Interview with an everyday traveller – Lucy, England.

Interview with an everyday traveller – Lucy, England.

This is my first interview in a series I will be doing with different types of travellers. I met Lucy in Udaipur and she seemed like the perfect candidate. The aim is to interview normal, everyday people so that anyone reading at home can relate and hopefully think about travelling for themselves as a result. I will be interviewing all different types of people and I will not be doing any interviews with travel bloggers or anyone who has their own agenda.

Name: Lucy

Country: England

Age: 37

Met in: Jaipur, India

Travelling for: 24 days with 56 to go.

Countries visited in lifetime: 34

How old were you when you first travelled by yourself? 32

Where did you go? South East Asia

Do you think that is a good place to start? Why?

Yes – SE Asia has an established travel scene and there is a good chance to meet other solo travellers – plus its cheap!

What is your favourite country that you have travelled in solo? Why?

Bolivia. There are so many incredible things to see and they are so varied. One day you could be in the amazon and another day you could be on the salt flats, all in the same country. I felt it was more challenging to travel there as it is not as established as a backpacker destination as SE Asia. This made it more rewarding.

How do you meet people travelling?

I try to pick places to stay where I think there will be more backpackers and ideally with dorms. Dorms mean you have to talk to people straight away as soon as you walk into the room – even if you don’t want to. I try to choose popular places on because there is a better chance it will be busy.

Why do you travel?

I want adventure and that’s what travel is to me, its one big adventure. It’s the only thing that really excites me. Seeing other cultures and other landscapes which are completely different to home.

What would you say is the biggest reward that you get from travelling?
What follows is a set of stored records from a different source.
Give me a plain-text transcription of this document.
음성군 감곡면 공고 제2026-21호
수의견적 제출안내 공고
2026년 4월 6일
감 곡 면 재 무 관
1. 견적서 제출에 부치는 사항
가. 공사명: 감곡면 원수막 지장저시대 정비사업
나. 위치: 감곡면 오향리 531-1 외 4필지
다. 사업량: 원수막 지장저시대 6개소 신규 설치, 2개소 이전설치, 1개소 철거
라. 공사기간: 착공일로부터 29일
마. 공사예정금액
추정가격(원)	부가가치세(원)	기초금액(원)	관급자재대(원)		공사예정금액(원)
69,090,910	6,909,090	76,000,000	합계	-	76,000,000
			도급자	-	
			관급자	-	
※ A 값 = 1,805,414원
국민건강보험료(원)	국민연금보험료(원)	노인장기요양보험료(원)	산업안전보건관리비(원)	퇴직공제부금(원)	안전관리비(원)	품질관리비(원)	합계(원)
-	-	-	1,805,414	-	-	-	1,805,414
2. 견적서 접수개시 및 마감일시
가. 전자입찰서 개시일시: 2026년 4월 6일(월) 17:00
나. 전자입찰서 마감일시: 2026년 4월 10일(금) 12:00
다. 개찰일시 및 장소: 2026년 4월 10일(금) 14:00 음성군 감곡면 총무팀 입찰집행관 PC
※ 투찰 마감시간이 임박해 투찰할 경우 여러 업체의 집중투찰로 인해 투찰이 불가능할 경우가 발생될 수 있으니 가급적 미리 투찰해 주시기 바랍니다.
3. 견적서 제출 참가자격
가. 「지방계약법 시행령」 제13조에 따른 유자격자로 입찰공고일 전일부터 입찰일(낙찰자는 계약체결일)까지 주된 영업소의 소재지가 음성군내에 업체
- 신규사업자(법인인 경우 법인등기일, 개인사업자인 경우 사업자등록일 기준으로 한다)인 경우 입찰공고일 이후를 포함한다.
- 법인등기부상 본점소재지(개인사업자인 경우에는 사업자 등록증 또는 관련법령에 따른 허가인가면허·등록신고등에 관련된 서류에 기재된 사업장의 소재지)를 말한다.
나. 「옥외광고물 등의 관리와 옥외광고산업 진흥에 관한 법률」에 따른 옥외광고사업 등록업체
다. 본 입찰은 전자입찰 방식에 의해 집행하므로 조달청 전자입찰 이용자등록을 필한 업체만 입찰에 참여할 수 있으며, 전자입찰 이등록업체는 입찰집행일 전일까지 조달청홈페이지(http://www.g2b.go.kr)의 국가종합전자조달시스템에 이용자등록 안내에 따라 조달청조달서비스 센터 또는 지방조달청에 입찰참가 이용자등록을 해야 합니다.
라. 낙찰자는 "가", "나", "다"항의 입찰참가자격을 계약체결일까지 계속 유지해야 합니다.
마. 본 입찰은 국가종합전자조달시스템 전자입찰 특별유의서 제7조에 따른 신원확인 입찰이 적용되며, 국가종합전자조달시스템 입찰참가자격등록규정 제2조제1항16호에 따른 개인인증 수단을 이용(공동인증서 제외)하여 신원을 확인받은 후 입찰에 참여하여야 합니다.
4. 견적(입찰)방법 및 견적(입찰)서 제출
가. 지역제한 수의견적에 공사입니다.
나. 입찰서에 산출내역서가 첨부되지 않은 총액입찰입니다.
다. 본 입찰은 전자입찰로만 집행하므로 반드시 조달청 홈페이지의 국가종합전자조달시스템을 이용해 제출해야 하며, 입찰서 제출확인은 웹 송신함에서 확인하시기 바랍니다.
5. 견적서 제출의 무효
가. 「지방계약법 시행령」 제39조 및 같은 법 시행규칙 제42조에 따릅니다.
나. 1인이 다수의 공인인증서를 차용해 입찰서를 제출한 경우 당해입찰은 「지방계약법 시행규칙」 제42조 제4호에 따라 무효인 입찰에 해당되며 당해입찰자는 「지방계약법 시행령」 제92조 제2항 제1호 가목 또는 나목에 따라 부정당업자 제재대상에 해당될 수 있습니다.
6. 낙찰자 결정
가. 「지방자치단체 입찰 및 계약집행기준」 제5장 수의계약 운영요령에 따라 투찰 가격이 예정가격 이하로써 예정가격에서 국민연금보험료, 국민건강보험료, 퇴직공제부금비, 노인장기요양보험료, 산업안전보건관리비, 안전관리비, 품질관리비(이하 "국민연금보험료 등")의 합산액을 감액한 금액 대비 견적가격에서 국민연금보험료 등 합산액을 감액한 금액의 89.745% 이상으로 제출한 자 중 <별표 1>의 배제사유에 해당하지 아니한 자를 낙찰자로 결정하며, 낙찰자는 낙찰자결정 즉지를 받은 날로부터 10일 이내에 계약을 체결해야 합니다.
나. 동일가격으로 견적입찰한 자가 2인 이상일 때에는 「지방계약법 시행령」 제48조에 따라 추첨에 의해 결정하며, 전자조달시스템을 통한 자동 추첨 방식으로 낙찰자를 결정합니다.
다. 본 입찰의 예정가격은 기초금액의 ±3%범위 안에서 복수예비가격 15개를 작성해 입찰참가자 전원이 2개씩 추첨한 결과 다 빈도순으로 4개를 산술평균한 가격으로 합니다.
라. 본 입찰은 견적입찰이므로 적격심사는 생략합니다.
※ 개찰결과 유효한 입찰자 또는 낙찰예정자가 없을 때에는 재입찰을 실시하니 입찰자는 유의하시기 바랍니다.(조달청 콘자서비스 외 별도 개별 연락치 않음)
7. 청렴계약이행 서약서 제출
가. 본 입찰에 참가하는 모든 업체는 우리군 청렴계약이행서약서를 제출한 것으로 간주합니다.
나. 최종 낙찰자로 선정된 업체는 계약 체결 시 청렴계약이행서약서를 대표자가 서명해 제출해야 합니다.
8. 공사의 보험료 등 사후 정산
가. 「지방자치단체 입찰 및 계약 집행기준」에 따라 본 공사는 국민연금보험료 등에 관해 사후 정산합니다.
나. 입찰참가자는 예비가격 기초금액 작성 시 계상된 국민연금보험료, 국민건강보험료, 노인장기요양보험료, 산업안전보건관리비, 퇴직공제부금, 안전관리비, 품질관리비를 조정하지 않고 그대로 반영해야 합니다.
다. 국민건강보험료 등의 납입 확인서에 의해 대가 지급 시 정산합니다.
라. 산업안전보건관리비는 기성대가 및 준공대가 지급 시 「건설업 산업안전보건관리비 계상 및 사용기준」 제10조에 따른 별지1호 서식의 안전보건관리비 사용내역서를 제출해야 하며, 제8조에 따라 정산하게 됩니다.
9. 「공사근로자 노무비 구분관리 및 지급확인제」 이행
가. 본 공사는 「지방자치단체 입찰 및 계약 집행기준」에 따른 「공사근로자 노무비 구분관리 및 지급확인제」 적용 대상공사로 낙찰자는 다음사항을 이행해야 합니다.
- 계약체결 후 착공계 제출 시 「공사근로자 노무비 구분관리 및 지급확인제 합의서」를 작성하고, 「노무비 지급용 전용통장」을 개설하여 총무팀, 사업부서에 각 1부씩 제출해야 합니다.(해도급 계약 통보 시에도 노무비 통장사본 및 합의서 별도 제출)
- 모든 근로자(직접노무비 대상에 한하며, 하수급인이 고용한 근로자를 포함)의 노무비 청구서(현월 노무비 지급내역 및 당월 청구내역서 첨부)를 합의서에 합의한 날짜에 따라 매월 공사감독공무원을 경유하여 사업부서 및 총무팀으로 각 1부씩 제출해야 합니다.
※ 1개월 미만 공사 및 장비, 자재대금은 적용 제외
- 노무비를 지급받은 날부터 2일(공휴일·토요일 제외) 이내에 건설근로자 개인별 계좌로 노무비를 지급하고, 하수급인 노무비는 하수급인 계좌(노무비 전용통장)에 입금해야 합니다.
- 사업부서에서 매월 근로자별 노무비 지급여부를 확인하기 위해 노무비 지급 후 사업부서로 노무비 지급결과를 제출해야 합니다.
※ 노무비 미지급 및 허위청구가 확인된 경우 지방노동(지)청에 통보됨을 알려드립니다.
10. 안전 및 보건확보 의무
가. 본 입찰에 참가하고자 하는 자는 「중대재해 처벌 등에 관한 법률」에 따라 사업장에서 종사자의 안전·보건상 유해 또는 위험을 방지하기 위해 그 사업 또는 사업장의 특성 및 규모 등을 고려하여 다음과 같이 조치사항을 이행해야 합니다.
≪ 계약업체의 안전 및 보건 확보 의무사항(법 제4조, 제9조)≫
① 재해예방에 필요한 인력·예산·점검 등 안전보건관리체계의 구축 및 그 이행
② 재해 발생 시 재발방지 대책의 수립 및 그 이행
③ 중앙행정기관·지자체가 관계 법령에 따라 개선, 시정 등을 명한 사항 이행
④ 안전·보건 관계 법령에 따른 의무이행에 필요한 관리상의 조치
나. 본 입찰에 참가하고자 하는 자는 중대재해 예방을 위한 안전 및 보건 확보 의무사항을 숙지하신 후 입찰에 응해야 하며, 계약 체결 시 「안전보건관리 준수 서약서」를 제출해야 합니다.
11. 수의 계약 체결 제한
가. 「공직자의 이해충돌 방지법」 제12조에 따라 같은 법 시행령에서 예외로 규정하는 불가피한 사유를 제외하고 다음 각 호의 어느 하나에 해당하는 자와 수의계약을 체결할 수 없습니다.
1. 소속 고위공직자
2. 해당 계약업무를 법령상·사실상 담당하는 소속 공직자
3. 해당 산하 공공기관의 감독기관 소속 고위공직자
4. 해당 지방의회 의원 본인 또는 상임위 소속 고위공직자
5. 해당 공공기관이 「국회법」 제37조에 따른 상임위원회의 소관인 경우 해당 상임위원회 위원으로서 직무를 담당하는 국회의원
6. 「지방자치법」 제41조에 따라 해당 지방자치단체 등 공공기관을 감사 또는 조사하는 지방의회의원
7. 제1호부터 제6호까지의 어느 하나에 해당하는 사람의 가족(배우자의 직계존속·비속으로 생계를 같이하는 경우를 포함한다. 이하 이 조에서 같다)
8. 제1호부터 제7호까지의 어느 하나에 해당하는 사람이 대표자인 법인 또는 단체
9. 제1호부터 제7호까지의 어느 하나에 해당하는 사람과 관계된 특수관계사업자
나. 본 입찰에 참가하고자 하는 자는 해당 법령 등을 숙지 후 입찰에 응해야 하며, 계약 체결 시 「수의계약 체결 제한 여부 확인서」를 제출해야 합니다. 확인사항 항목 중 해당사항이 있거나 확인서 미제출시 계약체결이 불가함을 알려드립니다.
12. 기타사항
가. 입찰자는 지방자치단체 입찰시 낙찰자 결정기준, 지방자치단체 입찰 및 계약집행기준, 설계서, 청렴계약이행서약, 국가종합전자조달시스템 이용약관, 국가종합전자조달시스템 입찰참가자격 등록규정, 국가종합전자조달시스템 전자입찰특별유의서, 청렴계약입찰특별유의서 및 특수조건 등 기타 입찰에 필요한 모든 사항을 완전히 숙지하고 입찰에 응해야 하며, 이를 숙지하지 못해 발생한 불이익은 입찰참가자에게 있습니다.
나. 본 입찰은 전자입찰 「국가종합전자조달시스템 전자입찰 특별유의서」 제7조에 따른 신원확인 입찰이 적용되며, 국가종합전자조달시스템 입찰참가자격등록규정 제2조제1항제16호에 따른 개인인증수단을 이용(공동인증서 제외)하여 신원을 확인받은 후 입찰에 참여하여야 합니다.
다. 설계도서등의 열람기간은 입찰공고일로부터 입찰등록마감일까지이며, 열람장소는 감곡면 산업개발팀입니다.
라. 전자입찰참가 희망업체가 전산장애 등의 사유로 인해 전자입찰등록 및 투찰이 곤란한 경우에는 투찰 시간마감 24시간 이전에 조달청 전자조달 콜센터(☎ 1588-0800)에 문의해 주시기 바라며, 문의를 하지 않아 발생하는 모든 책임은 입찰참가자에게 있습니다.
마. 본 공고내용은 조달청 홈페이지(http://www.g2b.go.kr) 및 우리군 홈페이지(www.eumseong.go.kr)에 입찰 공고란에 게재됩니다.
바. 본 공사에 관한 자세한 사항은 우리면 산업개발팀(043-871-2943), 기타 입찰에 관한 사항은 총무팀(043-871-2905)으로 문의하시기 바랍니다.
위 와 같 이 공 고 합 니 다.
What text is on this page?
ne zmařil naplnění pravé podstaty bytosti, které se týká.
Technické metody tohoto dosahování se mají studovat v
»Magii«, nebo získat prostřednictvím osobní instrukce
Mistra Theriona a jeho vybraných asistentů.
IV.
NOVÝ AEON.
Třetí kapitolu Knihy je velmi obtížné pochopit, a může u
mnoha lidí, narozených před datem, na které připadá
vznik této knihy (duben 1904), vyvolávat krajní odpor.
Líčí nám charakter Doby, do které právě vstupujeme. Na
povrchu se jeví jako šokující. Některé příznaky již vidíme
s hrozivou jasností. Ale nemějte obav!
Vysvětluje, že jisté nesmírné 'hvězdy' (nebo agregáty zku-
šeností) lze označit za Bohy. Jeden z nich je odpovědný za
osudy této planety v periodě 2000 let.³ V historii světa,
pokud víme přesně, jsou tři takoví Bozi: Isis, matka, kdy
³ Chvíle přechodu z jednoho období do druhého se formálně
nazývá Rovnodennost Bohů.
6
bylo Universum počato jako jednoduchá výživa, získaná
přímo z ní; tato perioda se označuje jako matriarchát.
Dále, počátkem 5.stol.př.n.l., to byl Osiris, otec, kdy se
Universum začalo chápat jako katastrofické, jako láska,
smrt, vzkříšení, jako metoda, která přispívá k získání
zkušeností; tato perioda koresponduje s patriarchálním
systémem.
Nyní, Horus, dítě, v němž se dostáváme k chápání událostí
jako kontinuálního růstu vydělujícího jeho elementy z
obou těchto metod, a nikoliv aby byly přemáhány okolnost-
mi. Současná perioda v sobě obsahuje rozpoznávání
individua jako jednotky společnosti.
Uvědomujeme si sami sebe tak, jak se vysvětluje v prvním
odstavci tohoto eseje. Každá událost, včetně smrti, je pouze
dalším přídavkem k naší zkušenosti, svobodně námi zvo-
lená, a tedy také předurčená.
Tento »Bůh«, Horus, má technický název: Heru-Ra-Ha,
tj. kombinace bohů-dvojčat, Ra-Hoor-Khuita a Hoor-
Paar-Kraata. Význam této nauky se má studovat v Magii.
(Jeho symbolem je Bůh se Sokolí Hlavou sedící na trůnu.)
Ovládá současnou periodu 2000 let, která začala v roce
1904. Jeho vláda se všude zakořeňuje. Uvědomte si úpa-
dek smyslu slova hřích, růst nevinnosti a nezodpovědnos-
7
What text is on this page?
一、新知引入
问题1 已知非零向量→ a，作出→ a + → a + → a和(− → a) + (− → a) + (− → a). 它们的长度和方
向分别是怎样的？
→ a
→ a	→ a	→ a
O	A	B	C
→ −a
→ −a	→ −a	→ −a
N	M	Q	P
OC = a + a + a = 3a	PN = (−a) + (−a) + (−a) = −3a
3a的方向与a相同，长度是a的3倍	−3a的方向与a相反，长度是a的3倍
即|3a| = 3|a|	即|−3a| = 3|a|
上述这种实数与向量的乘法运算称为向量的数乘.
Personally, that I have learnt so much about myself. I have accepted that it’s ok to not conform to the norms of society. I have learnt that the way I think I am at home – super organised, driven, ambitious, sensible – is not everything that I am and when I travel I am pretty unorganised and less stressed and I have less worries about the small things. It gives me a massive amount of freedom I never thought I could have. It has given me a new perspective which would not have been possible back at home.

Do you prefer to travel solo, with one other person, or as a group or 3 or more? Why? 

Travelling solo means that I meet more people. Without a doubt. If you travel with others there is more chance you will get caught up only speaking to each other and you are less likely to meet other people. However, sometimes when you are travelling you meet such amazing people that you don’t want to leave them. The times I like travelling solo the least are when I am in transit like on a train or night bus. I never see that part as being an exciting or rewarding part of the journey.

Do you ever get lonely on the road? What do you do on those occasions?

I send an email to one of my lifeline’s back home. Even just writing the email helps. I force myself to go to a common area or somewhere where there will be other people and even when I am feeling down I make the effort to speak to people. If I do this normally it’s over in a couple of hours and by the time I get a reply email I am already happy again.

Were you ever hesitant about travelling solo? What changed your mind?

Yes definitely. My biggest concern was that I was too old. I was worried that there would be young gap year students and then me and it would be hard to relate. I spoke to friends who had travelled and they assured me there would be other people over 30 travelling and found it to be true! Going it alone is always going to be a bit scary. You have to get over it if you are going to do it.

Why did you decide that you wanted to travel?

I had wanted to travel since I was 20 but I felt I never had the opportunity. I thought the biggest challenge would be sharing a room with strangers. All of a sudden you go from having your own bedroom to literally sharing with people you have never met before. Now it’s actually one of the things I find really easy.

What do you find the most challenging thing about travelling?

Not seeing my friends and family back home.

Is there anything that you thought you couldn’t live without but now you realise you actually can?

When you think about going away, you think you are going to miss out on all the important events back home. The reality is that there are rarely dramatic changes or events that occur in life at home and in fact the biggest changes will occur for you whilst you travel. When you are away, time seems so much longer – a week feels like a month because you can pack so much into it. You might have seen 2 wonders of the world and visited 2 countries where as back home everyone has just gone to work for a week and gone to the pub on Friday night.

Do you ever feel like you are ready to go home?
There has only been once when I have truly felt ready to go home and that was because my sister had a baby.

What advice do you have for people who are hesitant about travelling solo?

Ask yourself: What have you got to lose?
Take a massive leap. Once you have taken that step, the whole world is waiting.

What advice do you have for people who decide to travel?

Follow your own path.
Trust your instincts.
Listen to what everyone has to say but always make your own decisions.
Keep a journal or a blog. Sometimes you just need a reminder of what it was like when you get back home.
Don’t plan a route before you do a trip. I just pick a starting point and then talk to other travellers there and decide on the next step.


Well there you have it! An interview with a solo traveller. Hopefully this will help to give you some insight into why Lucy travels and it has given you something to think about.